Coal India Ltd (CIL) sent a rake with around 4,000 tonnes of coal to Bangladesh, the first after the state-owned company allowed exports of its dry fuel procured by domestic buyers under e-auction windows last month.
The coal is meant for the 1,320 MW Rampal thermal power station, an NTPC and Bangladesh Power Development Board (BPDB) Joint Venture, at Khulna in Bangladesh. The Bangladesh-bound coal left the Indian shore from Syama Prasad Mookerjee Port, Kolkata, the sea route that connects India and Bangladesh.
“In less than a month of Coal India Ltd tweaking its e-auction coal sale policy lifting the restriction on export of its coal procured by domestic coal purchasers under two e-auction windows, the first coal laden rake left for Bangladesh on July 2,” the coal behemoth said in a statement.
This less-than- 2,200 gross calorific value coal was purchased under spot e-auction from Dahibari siding of Bharat Coking Coal Ltd (BCCL), the Jharkhand-based coal producing subsidiary of CIL. This falls under the Maitree Super Thermal Power Project, a joint venture between power major NTPC Ltd and the Bangladesh Power Development Board.
Effective 8 June this year, the coal miner amended its e-auction sale policy allowing across-the-border sales of coal bought under spot e-auction and special spot e-auction by domestic coal purchasers including traders.
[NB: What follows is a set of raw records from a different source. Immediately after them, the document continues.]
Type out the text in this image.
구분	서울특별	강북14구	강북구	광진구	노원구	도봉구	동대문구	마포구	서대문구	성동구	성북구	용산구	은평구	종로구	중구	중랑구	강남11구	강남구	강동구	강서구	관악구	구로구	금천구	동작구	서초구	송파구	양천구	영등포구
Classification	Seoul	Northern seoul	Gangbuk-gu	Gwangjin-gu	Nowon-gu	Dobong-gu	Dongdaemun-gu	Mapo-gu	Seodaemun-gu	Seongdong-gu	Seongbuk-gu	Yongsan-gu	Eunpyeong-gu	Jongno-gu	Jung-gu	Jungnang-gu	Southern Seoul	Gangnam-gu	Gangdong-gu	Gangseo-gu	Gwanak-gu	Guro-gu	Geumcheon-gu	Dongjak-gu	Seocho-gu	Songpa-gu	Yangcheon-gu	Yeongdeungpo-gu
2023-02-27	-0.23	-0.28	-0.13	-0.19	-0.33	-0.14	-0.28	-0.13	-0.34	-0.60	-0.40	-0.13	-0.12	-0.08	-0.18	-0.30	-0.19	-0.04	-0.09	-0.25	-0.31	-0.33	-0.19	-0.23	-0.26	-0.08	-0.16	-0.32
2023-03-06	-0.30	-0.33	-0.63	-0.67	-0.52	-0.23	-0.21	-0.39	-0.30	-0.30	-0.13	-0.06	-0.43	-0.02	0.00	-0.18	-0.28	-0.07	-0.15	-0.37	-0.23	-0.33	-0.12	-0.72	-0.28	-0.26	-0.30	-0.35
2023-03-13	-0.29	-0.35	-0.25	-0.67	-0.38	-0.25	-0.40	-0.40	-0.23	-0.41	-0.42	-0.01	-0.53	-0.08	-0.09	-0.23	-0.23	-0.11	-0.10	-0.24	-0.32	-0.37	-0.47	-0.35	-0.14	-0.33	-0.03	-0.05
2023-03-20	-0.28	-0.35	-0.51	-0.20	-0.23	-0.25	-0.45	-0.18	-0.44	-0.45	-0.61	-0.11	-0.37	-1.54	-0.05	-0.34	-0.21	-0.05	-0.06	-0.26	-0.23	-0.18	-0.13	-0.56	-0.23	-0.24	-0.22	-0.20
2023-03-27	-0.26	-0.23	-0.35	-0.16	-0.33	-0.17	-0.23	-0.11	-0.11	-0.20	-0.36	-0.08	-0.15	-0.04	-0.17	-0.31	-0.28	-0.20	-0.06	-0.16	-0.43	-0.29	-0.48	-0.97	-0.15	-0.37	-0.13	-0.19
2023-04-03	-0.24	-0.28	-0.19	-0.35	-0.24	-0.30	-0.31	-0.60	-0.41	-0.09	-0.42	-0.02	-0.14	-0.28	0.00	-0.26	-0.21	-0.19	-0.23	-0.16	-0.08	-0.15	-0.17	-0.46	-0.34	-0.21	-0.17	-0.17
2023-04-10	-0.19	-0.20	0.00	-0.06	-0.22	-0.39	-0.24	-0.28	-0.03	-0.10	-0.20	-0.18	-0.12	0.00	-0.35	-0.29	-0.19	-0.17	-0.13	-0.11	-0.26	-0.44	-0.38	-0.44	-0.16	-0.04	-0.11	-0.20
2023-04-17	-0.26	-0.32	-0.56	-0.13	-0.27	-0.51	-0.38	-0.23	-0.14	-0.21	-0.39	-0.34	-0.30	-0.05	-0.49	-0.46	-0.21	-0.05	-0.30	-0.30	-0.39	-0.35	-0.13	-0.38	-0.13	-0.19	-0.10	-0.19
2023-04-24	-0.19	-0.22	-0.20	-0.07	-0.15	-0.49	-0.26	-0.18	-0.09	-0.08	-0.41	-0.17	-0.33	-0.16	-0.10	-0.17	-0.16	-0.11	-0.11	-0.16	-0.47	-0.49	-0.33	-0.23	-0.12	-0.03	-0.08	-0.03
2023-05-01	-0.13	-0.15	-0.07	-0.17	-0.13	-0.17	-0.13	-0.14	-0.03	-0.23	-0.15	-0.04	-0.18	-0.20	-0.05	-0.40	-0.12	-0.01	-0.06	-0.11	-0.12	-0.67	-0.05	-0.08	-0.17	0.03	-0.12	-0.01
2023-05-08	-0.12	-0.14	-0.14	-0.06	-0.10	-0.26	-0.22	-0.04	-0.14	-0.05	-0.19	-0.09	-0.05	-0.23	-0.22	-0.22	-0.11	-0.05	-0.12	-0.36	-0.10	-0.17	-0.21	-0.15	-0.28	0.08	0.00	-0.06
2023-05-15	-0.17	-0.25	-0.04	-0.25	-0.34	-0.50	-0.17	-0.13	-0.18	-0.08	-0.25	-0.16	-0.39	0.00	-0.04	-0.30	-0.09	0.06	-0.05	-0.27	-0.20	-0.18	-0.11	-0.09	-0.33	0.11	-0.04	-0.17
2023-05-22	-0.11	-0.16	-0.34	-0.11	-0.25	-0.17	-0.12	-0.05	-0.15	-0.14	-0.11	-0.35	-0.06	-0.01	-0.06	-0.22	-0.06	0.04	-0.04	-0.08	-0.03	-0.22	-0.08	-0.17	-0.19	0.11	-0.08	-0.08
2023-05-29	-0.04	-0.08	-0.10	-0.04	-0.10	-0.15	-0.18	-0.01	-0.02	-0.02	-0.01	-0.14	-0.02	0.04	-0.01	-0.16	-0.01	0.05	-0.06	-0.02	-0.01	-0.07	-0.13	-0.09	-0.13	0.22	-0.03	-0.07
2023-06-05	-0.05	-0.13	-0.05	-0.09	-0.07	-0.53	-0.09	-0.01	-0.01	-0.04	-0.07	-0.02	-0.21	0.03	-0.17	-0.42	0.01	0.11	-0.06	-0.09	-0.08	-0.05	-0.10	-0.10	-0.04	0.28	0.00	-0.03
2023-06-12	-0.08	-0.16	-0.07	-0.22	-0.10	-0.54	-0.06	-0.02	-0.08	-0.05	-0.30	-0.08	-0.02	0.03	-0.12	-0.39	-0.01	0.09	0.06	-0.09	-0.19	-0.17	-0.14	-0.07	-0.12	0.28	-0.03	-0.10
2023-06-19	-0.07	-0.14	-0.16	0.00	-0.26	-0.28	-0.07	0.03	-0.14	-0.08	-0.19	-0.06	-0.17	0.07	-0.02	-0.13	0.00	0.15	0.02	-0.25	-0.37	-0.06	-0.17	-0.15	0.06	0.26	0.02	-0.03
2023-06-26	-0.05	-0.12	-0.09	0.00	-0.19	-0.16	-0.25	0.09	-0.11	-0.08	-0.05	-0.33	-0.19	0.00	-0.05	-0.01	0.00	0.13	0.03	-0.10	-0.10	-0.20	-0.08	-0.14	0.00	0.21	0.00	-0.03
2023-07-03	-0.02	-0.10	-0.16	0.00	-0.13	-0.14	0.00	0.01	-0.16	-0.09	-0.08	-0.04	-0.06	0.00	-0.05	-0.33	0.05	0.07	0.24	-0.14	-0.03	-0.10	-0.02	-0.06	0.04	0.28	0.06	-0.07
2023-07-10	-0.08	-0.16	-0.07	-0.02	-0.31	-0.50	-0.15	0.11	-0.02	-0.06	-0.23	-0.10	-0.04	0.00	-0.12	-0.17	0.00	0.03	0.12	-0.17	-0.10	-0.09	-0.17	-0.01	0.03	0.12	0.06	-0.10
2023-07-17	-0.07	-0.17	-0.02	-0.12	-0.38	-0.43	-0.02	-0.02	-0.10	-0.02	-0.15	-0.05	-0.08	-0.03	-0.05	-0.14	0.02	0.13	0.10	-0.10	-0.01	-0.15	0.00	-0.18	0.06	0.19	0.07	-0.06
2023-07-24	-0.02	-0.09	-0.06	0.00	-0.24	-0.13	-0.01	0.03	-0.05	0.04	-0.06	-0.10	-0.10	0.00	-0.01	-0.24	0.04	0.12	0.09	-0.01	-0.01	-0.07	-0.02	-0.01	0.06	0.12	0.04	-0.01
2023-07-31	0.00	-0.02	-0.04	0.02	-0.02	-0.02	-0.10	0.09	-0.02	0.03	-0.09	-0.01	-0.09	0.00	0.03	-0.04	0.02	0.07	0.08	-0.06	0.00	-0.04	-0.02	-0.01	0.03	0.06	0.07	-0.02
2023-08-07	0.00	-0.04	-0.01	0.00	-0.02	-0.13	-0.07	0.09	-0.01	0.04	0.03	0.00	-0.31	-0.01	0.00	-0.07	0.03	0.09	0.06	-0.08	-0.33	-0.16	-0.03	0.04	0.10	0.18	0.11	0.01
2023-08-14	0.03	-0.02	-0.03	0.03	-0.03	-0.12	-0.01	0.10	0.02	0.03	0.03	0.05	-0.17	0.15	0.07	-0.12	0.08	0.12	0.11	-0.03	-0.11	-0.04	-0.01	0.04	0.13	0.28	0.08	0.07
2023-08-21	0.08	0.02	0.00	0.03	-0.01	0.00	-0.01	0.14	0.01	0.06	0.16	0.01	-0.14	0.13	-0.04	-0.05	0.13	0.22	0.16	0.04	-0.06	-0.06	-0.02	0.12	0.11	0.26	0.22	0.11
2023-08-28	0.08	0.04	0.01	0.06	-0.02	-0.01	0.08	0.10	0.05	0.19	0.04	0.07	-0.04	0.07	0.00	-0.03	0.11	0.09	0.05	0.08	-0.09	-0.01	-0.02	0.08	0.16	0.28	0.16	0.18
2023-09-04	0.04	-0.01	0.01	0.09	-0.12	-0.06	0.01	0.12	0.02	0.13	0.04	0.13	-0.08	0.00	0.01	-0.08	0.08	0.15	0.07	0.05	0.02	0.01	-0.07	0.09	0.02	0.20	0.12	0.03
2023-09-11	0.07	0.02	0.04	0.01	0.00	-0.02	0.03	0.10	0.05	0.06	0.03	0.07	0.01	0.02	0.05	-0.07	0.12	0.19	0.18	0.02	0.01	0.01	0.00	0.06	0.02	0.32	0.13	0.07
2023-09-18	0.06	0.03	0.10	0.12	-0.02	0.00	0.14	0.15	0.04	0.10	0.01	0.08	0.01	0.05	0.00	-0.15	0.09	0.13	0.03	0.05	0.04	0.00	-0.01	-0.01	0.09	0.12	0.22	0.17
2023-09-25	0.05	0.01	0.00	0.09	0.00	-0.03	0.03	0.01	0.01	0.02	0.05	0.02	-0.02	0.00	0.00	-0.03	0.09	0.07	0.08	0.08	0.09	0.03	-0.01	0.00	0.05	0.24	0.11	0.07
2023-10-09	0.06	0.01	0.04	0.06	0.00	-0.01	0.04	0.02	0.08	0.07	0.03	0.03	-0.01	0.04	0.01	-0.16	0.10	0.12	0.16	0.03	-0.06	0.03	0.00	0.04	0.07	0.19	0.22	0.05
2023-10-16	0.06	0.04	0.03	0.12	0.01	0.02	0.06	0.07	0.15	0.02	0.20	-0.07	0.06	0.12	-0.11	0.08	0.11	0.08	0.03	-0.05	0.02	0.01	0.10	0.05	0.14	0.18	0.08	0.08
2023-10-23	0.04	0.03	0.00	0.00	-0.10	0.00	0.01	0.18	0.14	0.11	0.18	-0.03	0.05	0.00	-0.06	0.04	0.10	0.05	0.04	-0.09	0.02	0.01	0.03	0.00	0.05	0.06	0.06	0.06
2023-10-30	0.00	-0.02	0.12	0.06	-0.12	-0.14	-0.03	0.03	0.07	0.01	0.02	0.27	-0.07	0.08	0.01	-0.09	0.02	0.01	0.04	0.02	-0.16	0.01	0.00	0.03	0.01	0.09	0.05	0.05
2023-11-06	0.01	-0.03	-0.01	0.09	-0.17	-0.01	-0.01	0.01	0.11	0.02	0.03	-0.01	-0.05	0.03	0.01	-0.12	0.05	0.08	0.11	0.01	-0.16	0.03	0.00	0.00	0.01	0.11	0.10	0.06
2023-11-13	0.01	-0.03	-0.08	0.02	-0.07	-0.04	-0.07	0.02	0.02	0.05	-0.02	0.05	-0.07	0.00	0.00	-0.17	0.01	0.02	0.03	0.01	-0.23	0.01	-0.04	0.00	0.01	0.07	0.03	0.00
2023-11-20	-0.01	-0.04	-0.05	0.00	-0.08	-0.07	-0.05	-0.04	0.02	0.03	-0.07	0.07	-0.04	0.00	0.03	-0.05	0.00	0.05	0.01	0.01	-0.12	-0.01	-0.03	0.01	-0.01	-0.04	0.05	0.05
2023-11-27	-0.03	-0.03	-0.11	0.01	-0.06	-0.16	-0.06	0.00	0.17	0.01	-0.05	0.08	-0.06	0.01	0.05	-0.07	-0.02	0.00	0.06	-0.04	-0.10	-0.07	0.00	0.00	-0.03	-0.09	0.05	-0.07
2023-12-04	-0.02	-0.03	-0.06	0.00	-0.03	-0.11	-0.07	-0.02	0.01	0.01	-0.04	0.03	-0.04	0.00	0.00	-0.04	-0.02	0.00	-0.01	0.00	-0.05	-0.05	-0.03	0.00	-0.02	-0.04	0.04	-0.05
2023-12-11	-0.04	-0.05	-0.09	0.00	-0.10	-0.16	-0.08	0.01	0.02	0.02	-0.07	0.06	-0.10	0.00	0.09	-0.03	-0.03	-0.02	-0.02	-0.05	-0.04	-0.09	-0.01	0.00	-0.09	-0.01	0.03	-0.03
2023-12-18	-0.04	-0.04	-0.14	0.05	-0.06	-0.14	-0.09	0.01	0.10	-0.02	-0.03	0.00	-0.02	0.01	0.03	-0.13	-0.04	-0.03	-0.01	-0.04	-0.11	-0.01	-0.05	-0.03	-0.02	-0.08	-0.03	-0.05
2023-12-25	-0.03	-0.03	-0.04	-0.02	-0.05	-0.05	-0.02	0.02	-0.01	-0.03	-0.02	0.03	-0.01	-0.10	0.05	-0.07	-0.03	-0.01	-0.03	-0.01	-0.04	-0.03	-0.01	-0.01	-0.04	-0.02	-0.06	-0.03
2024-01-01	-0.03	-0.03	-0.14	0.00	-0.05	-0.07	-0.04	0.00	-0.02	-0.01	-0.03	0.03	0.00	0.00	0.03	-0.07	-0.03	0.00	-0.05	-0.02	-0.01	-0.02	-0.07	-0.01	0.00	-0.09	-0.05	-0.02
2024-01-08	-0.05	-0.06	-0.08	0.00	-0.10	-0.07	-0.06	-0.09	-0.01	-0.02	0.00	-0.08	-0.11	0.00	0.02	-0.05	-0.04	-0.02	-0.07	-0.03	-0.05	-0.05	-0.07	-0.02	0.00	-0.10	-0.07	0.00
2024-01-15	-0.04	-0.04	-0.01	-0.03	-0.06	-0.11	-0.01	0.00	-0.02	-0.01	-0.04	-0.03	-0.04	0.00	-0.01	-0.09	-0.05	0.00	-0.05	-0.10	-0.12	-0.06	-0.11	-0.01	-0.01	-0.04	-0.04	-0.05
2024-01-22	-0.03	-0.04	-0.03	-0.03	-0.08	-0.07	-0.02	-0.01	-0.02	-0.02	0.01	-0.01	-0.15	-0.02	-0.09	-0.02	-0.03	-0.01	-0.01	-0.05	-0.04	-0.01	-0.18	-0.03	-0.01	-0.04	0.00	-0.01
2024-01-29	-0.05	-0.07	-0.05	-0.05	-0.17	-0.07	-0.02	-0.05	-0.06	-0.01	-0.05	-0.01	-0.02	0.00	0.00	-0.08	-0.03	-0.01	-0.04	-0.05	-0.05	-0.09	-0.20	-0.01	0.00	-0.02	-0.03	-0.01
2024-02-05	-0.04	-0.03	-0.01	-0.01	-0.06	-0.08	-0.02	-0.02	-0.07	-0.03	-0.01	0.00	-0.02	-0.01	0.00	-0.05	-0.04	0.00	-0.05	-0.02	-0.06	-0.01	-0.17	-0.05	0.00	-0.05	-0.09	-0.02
This paved the way for coal exports. In the April-June quarter, CIL allocated 6.7 million tonnes (MT) of coal under spot e-auction, which is nearly one-fourth of the entire booked quantity of 27.3 MT. It fetched the company 30 per cent add-on over the notified price. For the comparable period last year, the add-on was 16 per cent under spot e-auction, the public sector undertaking said. CIL accounts for over 80 per cent of the total domestic coal output.